W tej sprawie w Urzędzie Miasta odbyło się specjalne spotkanie. Uczestniczyli w nim przedstawiciele wydziału kultury i artyści uliczni. Urzędnicy chcą wypracować wspólny kompromis.
Zaproponujemy powrót na Rynek ale na określonych warunkach. Chcemy żeby dostępne były trzy lokalizacje: w okolicach kościoła Świętego Wojciecha, ulicy świętego Jana i po stronie Ratusza. Artyści będą musieli się dogadać w jakich godzinach chcą występować i trzeba ustalić harmonogram. W tamtym roku występy nie były możliwe, bo chcieliśmy zredukować imprezy na Rynku. Dużo imprez przenieśliśmy w inne miejsca a artystom proponujemy kompromis - mówi Magdalena Doksa-Twerberg z wydziału kultury.

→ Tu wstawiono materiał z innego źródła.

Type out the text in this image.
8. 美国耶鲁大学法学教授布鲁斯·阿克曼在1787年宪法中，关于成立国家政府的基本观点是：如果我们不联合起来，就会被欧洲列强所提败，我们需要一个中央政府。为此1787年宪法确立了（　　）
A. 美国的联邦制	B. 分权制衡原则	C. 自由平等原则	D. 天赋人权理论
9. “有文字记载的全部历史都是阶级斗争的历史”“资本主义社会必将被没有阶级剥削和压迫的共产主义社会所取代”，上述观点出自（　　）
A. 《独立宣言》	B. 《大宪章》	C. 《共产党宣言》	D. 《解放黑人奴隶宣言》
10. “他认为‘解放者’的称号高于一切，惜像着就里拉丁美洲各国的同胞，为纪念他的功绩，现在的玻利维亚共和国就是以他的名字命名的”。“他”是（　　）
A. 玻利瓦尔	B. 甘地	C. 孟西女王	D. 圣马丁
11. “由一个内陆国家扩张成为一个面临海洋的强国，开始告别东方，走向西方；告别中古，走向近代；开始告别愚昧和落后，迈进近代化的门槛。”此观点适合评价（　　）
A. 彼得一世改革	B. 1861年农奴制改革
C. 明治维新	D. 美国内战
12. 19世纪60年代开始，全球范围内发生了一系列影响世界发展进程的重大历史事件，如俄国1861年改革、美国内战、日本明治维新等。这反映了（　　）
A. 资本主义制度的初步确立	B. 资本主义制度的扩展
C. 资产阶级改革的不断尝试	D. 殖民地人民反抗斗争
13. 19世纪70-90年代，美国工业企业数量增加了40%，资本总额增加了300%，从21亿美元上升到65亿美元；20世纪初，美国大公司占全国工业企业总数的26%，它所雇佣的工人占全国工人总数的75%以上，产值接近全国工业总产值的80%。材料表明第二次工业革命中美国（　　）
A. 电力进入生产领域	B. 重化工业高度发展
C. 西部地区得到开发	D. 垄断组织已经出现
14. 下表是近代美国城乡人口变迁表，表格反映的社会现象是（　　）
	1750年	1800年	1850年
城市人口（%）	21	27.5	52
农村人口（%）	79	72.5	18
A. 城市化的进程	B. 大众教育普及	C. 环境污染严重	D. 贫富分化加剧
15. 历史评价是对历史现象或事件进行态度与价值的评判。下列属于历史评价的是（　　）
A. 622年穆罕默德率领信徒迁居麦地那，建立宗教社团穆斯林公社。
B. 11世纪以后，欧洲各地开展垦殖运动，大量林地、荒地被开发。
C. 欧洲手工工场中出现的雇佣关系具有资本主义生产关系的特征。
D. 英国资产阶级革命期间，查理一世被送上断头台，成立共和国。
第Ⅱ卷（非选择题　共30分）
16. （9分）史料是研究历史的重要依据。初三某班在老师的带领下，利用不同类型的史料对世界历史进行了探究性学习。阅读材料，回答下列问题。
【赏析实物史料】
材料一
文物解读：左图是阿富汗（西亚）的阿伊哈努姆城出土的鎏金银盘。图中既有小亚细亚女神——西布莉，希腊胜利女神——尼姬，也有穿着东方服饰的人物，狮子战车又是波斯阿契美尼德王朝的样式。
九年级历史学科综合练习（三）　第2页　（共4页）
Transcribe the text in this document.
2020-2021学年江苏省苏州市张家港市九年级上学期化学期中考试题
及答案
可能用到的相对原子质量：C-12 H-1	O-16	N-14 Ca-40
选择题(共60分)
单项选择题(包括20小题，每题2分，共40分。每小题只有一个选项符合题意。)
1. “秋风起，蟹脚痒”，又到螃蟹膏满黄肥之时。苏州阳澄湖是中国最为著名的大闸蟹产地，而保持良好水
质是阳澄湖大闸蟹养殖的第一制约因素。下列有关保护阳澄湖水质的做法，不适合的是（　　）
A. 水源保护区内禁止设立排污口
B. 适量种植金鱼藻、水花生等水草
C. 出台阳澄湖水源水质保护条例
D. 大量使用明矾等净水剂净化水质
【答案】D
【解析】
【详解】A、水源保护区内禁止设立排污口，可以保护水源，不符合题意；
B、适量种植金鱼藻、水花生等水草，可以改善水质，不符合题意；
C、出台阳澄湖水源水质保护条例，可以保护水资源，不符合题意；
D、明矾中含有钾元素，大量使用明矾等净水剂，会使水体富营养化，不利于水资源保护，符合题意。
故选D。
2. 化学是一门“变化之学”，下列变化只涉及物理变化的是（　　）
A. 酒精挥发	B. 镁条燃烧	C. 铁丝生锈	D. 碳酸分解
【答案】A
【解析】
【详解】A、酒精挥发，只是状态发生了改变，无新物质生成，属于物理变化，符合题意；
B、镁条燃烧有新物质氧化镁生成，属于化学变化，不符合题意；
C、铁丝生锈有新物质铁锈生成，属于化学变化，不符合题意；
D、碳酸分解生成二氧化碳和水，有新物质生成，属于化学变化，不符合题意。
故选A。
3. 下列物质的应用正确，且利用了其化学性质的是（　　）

Urzędnicy negocjują z artystami warunki występów. Na pewno nie będzie możliwe występowanie z nagłośnieniem. Zbierze się komisja, która jak co roku ustali kto i w jakiej formie może występować na Rynku Głównym. To spotkanie miało też rozjaśnić urzędnikom sytuacje i dać możliwość komentarza ze strony artystów ulicznych.

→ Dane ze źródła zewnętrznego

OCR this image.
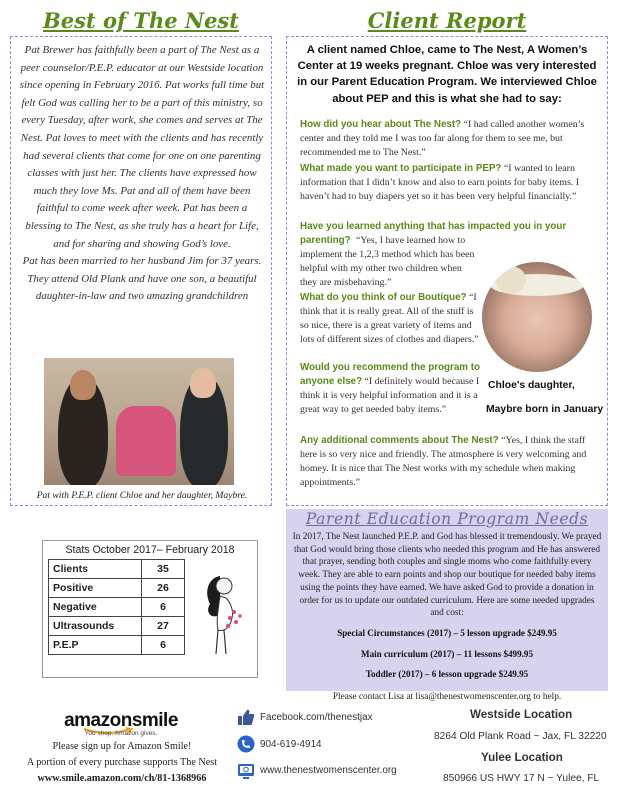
Best of The Nest

Pat Brewer has faithfully been a part of The Nest as a peer counselor/P.E.P. educator at our Westside location since opening in February 2016. Pat works full time but felt God was calling her to be a part of this ministry, so every Tuesday, after work, she comes and serves at The Nest. Pat loves to meet with the clients and has recently had several clients that come for one on one parenting classes with just her. The clients have expressed how much they love Ms. Pat and all of them have been faithful to come week after week. Pat has been a blessing to The Nest, as she truly has a heart for Life, and for sharing and showing God’s love.

Pat has been married to her husband Jim for 37 years. They attend Old Plank and have one son, a beautiful daughter-in-law and two amazing grandchildren

Pat with P.E.P. client Chloe and her daughter, Maybre.
Client Report
A client named Chloe, came to The Nest, A Women’s Center at 19 weeks pregnant. Chloe was very interested in our Parent Education Program. We interviewed Chloe about PEP and this is what she had to say:
How did you hear about The Nest? “I had called another women’s center and they told me I was too far along for them to see me, but recommended me to The Nest.”
What made you want to participate in PEP? “I wanted to learn information that I didn’t know and also to earn points for baby items. I haven’t had to buy diapers yet so it has been very helpful financially.”
Have you learned anything that has impacted you in your parenting? “Yes, I have learned how to implement the 1,2,3 method which has been helpful with my other two children when they are misbehaving.”
What do you think of our Boutique? “I think that it is really great. All of the stuff is so nice, there is a great variety of items and lots of different sizes of clothes and diapers.”
Would you recommend the program to anyone else? “I definitely would because I think it is very helpful information and it is a great way to get needed baby items.”
Any additional comments about The Nest? “Yes, I think the staff here is so very nice and friendly. The atmosphere is very welcoming and homey. It is nice that The Nest works with my schedule when making appointments.”
Chloe's daughter,
Maybre born in January
Stats October 2017– February 2018
Clients	35
Positive	26
Negative	6
Ultrasounds	27
P.E.P	6
Parent Education Program Needs
In 2017, The Nest launched P.E.P. and God has blessed it tremendously. We prayed that God would bring those clients who needed this program and He has answered that prayer, sending both couples and single moms who come faithfully every week. They are able to earn points and shop our boutique for needed baby items using the points they have earned. We have asked God to provide a donation in order for us to update our outdated curriculum. Here are some needed upgrades and cost:
Special Circumstances (2017) – 5 lesson upgrade $249.95
Main curriculum (2017) – 11 lessons $499.95
Toddler (2017) – 6 lesson upgrade $249.95
Please contact Lisa at lisa@thenestwomenscenter.org to help.
amazonsmile
You shop. Amazon gives.
Please sign up for Amazon Smile!
A portion of every purchase supports The Nest
www.smile.amazon.com/ch/81-1368966
Facebook.com/thenestjax
904-619-4914
www.thenestwomenscenter.org
Westside Location
8264 Old Plank Road ~ Jax, FL 32220
Yulee Location
850966 US HWY 17 N ~ Yulee, FL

Tylko w 2018 roku, gdy jeszcze można było wydawać pozwolenia na występy artystów ulicznych, urząd przydzielił ich ponad 160. Jak twierdzą artyści - występy uliczne to ich praca, ale też pasja. Promują w ten sposób Kraków i sztukę. Dużo ludzi wraca do miasta żeby podziwiać ich występy.